Contractor Pleads Guilty To Stealing Classified Data From Los Alamos Labs
The woman admitted to printing out classified documents, downloading others onto a thumb drive, and taking the information home.
A former employee with a contractor at the Los Alamos National Laboratory pleaded guilty this week to stealing classified information from the lab.
Jessica Lynn Quintana faces a maximum of one year in jail and a $100,000 fine. She has lost her security clearance and also could receive up to five years of probation.
Quintana was hired to archive classified information at the multi-disciplinary scientific laboratory in northern New Mexico. According to a release from the Department of Justice, she admitted in her plea that on July 27, 2006, she was working in a secure area at the lab and printed pages of classified documents and downloaded other classified information onto a thumb drive. She put the stolen data in a backpack and took them home.
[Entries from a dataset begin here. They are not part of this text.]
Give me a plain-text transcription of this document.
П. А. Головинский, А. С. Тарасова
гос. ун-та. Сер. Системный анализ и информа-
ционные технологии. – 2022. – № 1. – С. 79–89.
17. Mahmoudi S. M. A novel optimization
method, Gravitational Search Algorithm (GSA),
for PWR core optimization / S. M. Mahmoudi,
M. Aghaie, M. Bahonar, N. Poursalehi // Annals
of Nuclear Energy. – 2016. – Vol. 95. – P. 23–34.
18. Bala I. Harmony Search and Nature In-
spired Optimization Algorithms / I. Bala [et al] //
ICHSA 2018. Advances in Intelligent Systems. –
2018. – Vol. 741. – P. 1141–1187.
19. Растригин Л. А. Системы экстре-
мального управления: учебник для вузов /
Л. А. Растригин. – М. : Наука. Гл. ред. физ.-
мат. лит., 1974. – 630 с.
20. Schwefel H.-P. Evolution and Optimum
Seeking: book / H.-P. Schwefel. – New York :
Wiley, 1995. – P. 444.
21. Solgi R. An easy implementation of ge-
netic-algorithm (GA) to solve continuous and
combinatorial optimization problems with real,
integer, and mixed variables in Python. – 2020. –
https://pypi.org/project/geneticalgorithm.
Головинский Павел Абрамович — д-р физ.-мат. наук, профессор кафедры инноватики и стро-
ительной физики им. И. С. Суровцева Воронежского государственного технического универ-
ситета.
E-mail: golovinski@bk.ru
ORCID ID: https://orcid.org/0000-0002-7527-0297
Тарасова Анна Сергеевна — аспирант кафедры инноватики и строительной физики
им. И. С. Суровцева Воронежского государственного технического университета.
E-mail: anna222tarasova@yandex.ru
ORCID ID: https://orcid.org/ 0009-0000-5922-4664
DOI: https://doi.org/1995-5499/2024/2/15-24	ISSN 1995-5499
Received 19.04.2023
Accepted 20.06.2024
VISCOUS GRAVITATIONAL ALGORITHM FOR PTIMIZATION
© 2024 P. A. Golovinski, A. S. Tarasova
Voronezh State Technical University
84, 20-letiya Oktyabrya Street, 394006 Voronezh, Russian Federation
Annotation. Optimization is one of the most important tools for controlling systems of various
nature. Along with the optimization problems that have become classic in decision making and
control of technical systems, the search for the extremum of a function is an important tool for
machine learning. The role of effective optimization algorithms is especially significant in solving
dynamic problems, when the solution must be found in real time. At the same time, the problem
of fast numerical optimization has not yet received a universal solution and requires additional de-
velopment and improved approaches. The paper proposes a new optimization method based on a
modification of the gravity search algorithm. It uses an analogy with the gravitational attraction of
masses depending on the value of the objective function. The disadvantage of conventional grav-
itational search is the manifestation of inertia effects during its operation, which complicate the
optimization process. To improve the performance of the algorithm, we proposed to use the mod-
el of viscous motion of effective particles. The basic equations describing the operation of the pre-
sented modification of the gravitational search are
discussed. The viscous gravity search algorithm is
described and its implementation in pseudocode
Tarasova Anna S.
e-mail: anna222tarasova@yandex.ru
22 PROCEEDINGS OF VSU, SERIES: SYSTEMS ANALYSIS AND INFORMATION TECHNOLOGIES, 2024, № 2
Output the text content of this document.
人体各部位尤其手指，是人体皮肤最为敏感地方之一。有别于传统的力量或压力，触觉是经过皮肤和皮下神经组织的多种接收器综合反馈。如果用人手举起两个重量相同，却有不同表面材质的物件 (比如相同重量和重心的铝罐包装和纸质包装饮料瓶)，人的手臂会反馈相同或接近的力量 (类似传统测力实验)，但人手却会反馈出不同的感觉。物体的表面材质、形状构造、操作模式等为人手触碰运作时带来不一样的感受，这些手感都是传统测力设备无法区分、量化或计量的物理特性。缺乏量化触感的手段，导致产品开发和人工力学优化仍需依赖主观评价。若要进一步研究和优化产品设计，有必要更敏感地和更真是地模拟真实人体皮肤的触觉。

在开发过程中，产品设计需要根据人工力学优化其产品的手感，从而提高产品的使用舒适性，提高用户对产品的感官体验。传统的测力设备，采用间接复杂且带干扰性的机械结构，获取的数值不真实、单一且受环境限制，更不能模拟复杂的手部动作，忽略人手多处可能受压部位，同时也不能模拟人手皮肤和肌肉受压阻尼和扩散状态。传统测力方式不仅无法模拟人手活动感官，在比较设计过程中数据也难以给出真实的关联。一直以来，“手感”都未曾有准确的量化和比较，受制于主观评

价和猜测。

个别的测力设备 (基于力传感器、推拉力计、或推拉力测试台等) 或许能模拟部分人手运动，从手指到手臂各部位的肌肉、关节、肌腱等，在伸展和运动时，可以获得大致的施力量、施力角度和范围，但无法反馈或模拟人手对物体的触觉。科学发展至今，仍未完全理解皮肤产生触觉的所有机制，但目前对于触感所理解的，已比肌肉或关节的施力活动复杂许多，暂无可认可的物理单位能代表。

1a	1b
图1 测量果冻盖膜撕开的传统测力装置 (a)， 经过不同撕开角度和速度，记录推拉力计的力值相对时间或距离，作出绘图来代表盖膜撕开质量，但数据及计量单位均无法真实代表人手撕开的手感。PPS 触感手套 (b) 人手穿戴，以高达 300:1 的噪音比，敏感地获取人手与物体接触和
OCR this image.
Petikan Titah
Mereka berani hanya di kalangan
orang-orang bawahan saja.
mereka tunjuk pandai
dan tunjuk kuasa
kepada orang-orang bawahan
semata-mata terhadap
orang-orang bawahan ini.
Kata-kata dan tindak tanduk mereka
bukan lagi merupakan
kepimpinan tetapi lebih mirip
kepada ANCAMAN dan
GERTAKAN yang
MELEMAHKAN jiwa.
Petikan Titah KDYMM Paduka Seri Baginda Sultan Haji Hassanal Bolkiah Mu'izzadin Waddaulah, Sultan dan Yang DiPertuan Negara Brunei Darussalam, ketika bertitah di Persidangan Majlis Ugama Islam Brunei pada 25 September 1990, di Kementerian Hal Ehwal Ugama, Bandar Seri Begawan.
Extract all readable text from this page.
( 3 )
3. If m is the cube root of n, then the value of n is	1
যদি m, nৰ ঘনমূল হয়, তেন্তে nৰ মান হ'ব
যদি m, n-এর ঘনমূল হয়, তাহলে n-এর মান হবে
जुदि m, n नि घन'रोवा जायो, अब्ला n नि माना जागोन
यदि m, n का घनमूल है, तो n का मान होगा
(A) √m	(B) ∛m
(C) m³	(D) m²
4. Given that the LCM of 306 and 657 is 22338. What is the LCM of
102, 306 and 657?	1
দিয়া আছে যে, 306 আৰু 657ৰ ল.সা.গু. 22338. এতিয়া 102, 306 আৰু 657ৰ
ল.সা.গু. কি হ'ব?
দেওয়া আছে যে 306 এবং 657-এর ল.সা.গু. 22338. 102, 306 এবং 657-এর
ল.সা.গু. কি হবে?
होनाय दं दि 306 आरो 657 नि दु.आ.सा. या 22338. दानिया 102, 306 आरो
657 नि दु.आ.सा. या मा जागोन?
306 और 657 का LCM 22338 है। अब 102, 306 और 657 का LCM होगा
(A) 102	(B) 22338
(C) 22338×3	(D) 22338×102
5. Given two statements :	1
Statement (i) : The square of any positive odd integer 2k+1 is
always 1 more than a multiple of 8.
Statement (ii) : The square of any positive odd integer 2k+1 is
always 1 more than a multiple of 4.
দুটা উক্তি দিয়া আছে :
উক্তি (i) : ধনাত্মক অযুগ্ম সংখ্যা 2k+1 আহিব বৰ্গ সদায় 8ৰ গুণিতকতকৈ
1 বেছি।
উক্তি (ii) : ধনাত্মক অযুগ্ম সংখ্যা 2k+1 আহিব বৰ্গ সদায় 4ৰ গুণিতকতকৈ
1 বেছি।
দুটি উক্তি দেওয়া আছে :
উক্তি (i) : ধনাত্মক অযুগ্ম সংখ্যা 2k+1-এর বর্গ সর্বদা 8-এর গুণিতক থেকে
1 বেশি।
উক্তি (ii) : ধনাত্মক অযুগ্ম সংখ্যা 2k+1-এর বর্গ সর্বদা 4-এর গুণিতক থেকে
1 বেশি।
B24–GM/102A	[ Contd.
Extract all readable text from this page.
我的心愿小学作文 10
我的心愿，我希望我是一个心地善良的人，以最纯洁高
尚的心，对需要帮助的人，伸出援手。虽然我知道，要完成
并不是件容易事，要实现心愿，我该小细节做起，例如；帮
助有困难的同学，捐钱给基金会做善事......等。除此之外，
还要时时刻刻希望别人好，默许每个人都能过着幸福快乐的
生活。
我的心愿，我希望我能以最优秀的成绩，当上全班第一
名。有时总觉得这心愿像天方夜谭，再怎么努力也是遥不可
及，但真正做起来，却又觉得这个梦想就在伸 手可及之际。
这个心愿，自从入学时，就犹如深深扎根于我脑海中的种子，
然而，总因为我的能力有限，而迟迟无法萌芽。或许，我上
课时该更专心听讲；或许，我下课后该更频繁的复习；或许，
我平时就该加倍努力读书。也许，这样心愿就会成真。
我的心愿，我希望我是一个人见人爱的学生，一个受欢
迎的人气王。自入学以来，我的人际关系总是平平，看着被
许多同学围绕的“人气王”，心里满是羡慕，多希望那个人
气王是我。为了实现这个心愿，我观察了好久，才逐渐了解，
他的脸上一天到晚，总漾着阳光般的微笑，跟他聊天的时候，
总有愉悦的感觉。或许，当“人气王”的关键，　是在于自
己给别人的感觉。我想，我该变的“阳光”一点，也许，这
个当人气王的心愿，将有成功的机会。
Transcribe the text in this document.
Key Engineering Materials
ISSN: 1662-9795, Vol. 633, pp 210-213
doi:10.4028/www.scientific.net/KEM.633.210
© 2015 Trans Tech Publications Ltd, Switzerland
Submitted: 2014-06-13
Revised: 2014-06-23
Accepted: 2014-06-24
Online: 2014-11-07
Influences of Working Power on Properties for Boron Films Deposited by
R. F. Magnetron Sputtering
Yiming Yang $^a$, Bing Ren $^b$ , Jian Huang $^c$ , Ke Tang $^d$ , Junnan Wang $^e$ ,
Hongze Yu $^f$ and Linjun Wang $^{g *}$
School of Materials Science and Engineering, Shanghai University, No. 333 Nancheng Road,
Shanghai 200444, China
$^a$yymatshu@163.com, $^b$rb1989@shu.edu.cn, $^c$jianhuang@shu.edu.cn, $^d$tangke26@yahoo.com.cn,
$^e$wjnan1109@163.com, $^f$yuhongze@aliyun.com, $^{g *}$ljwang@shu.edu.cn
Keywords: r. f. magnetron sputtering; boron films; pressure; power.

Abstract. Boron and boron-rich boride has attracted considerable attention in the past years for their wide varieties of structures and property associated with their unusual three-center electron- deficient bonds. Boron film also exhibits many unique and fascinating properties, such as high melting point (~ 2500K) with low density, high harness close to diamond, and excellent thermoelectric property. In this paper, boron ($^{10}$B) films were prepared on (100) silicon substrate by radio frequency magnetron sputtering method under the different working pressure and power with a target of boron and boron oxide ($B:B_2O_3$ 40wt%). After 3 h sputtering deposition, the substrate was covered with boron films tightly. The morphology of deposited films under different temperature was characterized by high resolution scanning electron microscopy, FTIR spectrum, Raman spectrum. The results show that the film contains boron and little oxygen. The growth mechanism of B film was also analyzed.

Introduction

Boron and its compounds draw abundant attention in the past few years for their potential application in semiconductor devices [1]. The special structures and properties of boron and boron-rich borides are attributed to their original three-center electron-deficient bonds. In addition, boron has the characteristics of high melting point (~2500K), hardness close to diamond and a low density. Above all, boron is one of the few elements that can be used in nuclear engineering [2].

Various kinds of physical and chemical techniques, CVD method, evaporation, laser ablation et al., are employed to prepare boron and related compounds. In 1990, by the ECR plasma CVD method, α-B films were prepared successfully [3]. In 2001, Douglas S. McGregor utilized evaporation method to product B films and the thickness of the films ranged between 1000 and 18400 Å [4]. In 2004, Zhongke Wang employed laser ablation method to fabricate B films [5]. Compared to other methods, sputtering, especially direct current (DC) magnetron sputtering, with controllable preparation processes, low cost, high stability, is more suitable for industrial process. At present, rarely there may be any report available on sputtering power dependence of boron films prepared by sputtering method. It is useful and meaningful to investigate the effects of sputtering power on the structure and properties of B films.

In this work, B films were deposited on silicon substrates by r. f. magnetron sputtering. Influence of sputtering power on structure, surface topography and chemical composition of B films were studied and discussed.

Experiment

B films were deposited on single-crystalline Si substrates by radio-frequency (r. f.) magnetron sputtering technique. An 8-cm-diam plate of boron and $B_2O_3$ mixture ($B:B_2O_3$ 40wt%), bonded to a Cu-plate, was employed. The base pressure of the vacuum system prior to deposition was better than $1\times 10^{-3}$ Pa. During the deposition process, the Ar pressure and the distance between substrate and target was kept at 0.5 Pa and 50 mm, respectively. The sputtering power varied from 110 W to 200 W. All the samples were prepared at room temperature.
Quintana told government agents that she stored the pages and thumb drive at her home, which was outside of her authorization limits. The government didn't release any details about why she took the information.
On Oct.17, officers of the Los Alamos Police Department executed a state search warrant on Quintana's home and seized the thumb drive containing classified information, according to the Justice Department release. Three days later, the FBI seized the classified printouts during the execution of a federal search warrant on her home.
She pleaded guilty in U.S. District Court in Albuquerque, N.M., on Tuesday afternoon.
Just last week, the government released new information about an FBI intelligence analyst who stole classified information from the White House and the FBI's own database for nearly four years. Leandro Aragoncillo -- a career Marine who had served under two vice presidents in the White House -- pleaded guilty and is awaiting his sentencing this summer in U.S. District Court in Newark, N.J.